Studies show us what Mother Theresa seemed to know, loneliness increases risk of death by 45 percent and chance of developing dementia by 64 percent.

What is unfortunate is that there are not nearly as many studies on interventions that help alleviate chronic loneliness and isolation. What is known is that loneliness, a feeling of not feeling connected with others, and isolation, the actual absence of others, are different. Treatment of each may overlap, but steps to improve relationships may be quite different.

Often there is a stigma we assign to loneliness and that judgement can lead to more loneliness and even additional judgement for not taking action to change how you are feeling. In order to lessen our loneliness we must let go of the belief that there is something wrong with feeling lonely. Whether your loneliness is a result of the loss of family and friends, due to moving, illness, or death, or lack of inter personal skills, loneliness is a common and curable circumstance. Sometimes just one connection during the day can lessen feelings of loneliness, such as the simple pleasantry exchanged with a Meals on Wheels driver.

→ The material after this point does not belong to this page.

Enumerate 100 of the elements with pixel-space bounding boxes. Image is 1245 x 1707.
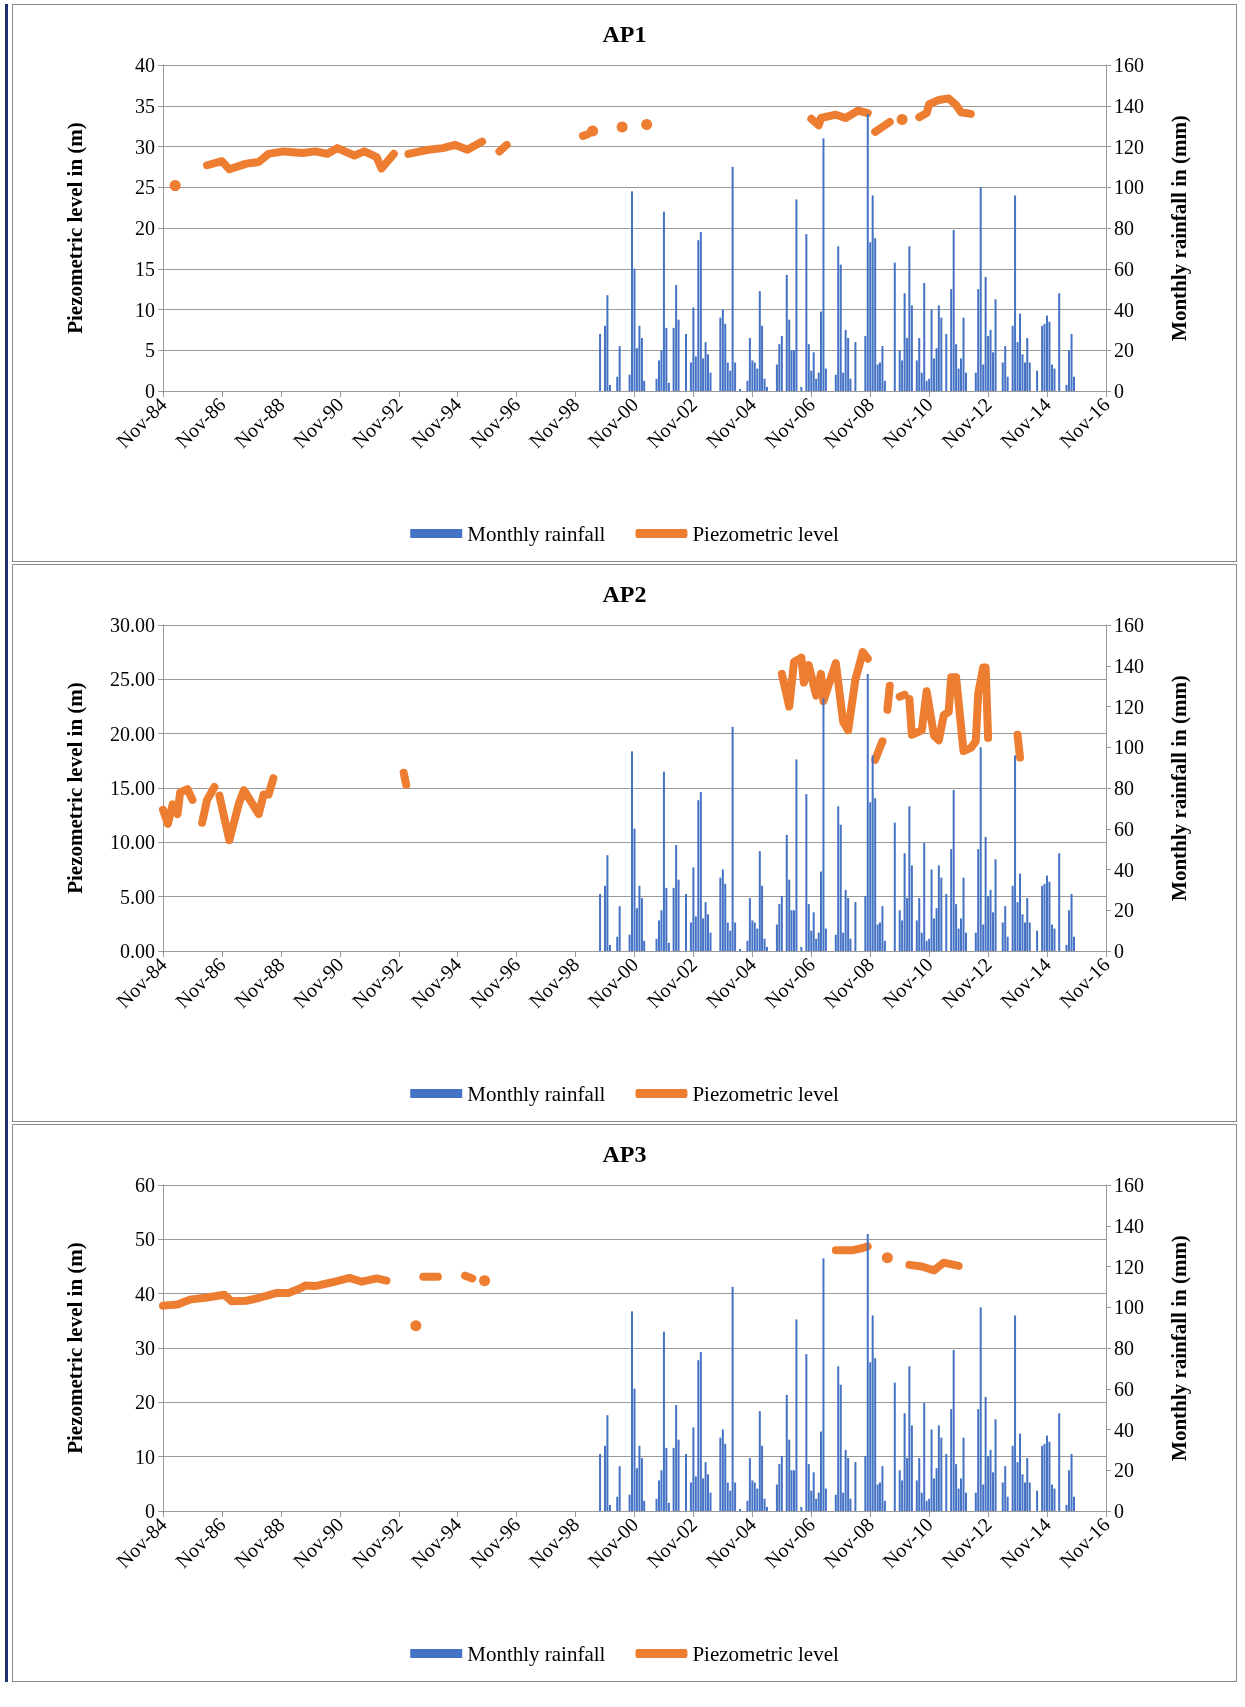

Identifying that you or a loved one is experiencing loneliness and/or isolation is the first step. Creating opportunities for social interaction can be helpful, such as attending social programs, talking on the phone, and even joining Facebook and participating in postings can create feelings of connectivity. If developing meaningful connections is difficult, regardless of opportunity, then addressing the reasons for that must be addressed.

Combating loneliness is not a straight and narrow path, rather it is winding road that requires a willingness to embrace change and open ourselves to others. When you work toward ending your own loneliness and isolation, you are helping someone else with theirs.